In the case of the Yunuses, despite their serious health problems — Leyla’s diabetes and Arif’s high blood pressure, which caused him to collapsed at the sentencing hearing — Leyla received eight and a half years, her husband seven. The judge also ordered their assets to be confiscated. Both had been held in jail for a year, and were allegedly beaten and deprived of necessary medical treatment. They still face charges of espionage and collaboration with neighboring Armenia, with whom Azerbaijan has been in long-standing conflict over the Nagorno-Karabakh region of Azerbaijan, occupied by Armenia since a full-scale military conflict in the early 1990s. The conflict resulted in thousands of deaths; tens of thousands of refugees and displaced people; and 9 percent of Azerbaijan outside Nagorno-Karabakh occupied by Armenian forces. The Yunuses sought to promote dialogue between Armenian and Azerbaijani civil society activists. The message is clear: Anyone who speaks to an Armenian is guilty of treason by a regime that claims to be the most multicultural society in the world.
“This trial showed that all of you are afraid of words,” Leyla Yunus declared at the sentencing. “This is why you chose to hold this trial behind closed doors, not letting any journalists to come in and do their reporting. You have issued a death sentence for us. Because neither mine, nor Arif’s health will let stay in jail for a long time.”
International reaction to the sentencing of the Yunuses was quick and outspoken, with various human rights organizations describing the verdict as a “total travesty” and “shocking and frankly shameful.” Britain’s Minister for Europe, David Lidington, called the verdict “politically motivated.” Dunja Mijatovic, OSCE Representative on Freedom of the Media, tweeted, “Azerbaijan’s authorities reach new low in sentencing of Leyla and Arif Yunus.”
The U.S. State Department, by contrast, issued a far weaker statement, saying the United States was “deeply troubled” by the prison sentences. In response to the murder of Rasim Aliyev, tthe U.S. issued a statement from its embassy in Baku; nothing was said in Washington. The United States was once again “deeply troubled” by Ismailova’s sentencing, according to the State Department deputy spokesman.
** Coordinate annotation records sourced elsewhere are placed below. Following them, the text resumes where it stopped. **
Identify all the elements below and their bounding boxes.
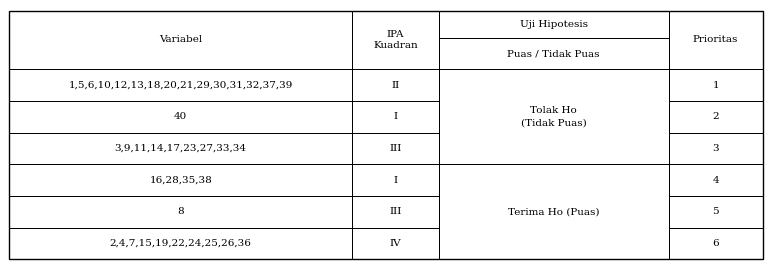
Bar xyxy=(438,11,669,38)
Bar xyxy=(352,196,438,228)
Text: 8: 8 xyxy=(178,207,184,216)
Text: 1: 1 xyxy=(713,80,719,90)
Text: 3: 3 xyxy=(713,144,719,153)
Bar xyxy=(352,11,438,69)
Text: 1,5,6,10,12,13,18,20,21,29,30,31,32,37,39: 1,5,6,10,12,13,18,20,21,29,30,31,32,37,3… xyxy=(69,80,293,90)
Text: Puas / Tidak Puas: Puas / Tidak Puas xyxy=(507,49,600,58)
Text: 2,4,7,15,19,22,24,25,26,36: 2,4,7,15,19,22,24,25,26,36 xyxy=(110,239,252,248)
Bar xyxy=(669,69,763,101)
Bar xyxy=(438,69,669,164)
Text: Terima Ho (Puas): Terima Ho (Puas) xyxy=(508,207,599,216)
Text: Prioritas: Prioritas xyxy=(693,35,738,45)
Text: IV: IV xyxy=(390,239,401,248)
Text: 5: 5 xyxy=(713,207,719,216)
Text: 3,9,11,14,17,23,27,33,34: 3,9,11,14,17,23,27,33,34 xyxy=(115,144,247,153)
Bar xyxy=(9,101,352,133)
Bar xyxy=(352,69,438,101)
Text: 2: 2 xyxy=(713,112,719,121)
Bar xyxy=(669,228,763,259)
Bar xyxy=(438,38,669,69)
Bar xyxy=(352,228,438,259)
Text: 6: 6 xyxy=(713,239,719,248)
Bar xyxy=(669,196,763,228)
Bar xyxy=(9,11,352,69)
Text: 16,28,35,38: 16,28,35,38 xyxy=(149,176,212,184)
Bar xyxy=(352,101,438,133)
Bar xyxy=(9,133,352,164)
Bar xyxy=(9,164,352,196)
Bar xyxy=(352,133,438,164)
Text: 40: 40 xyxy=(174,112,188,121)
Text: II: II xyxy=(391,80,400,90)
Text: III: III xyxy=(389,207,401,216)
Bar xyxy=(669,133,763,164)
Bar xyxy=(9,69,352,101)
Text: Variabel: Variabel xyxy=(159,35,202,45)
Bar xyxy=(9,228,352,259)
Bar xyxy=(438,164,669,259)
Bar xyxy=(669,101,763,133)
Bar xyxy=(9,196,352,228)
Bar xyxy=(669,11,763,69)
Bar xyxy=(669,164,763,196)
Text: 4: 4 xyxy=(713,176,719,184)
Text: IPA
Kuadran: IPA Kuadran xyxy=(373,30,418,50)
Text: I: I xyxy=(394,176,398,184)
Text: Tolak Ho
(Tidak Puas): Tolak Ho (Tidak Puas) xyxy=(521,106,587,127)
Bar xyxy=(352,164,438,196)
Text: III: III xyxy=(389,144,401,153)
Text: Uji Hipotesis: Uji Hipotesis xyxy=(520,20,587,29)
Text: I: I xyxy=(394,112,398,121)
Instead of condemning these developments in the strongest terms, the U.S. recently sent three envoys — Special Envoy Amos Hochstein, Deputy Assistant Secretary Richard Hoagland, and U.S. Deputy Assistant Secretary of Defense Evelyn Farkas — to Baku to discuss energy, Trans-Caspian, and security issues, respectively. Even as the human rights situation gets worse by the day, Farkas reportedly declared Azerbaijan a “strategic partner” of the United States.
Quiet diplomacy does not work. Statements indicating the U.S. is “deeply troubled” by gross human rights abuses have no effect. Visits by senior U.S. officials are spun as indications of U.S. support for the regime, whereas those who call out human rights abuses are denigrated as anti-Azerbaijani, or worse. This sad impasse must be reversed and fast. Azerbaijani officials engaged in gross human rights abuses should be sanctioned. Investigations should be launched into the massive corruption that is central to the Azerbaijani regime. And political prisoners must be released. Together, the U.S. and the EU must move beyond words, to actions.
Richard Kauzlarich is adjunct professor at George Mason University and former U.S. ambassador to Azerbaijan and to Bosnia and Herzegovina. David J. Kramer is senior director for human rights and democracy at the McCain Institute for International Leadership and former president of Freedom House.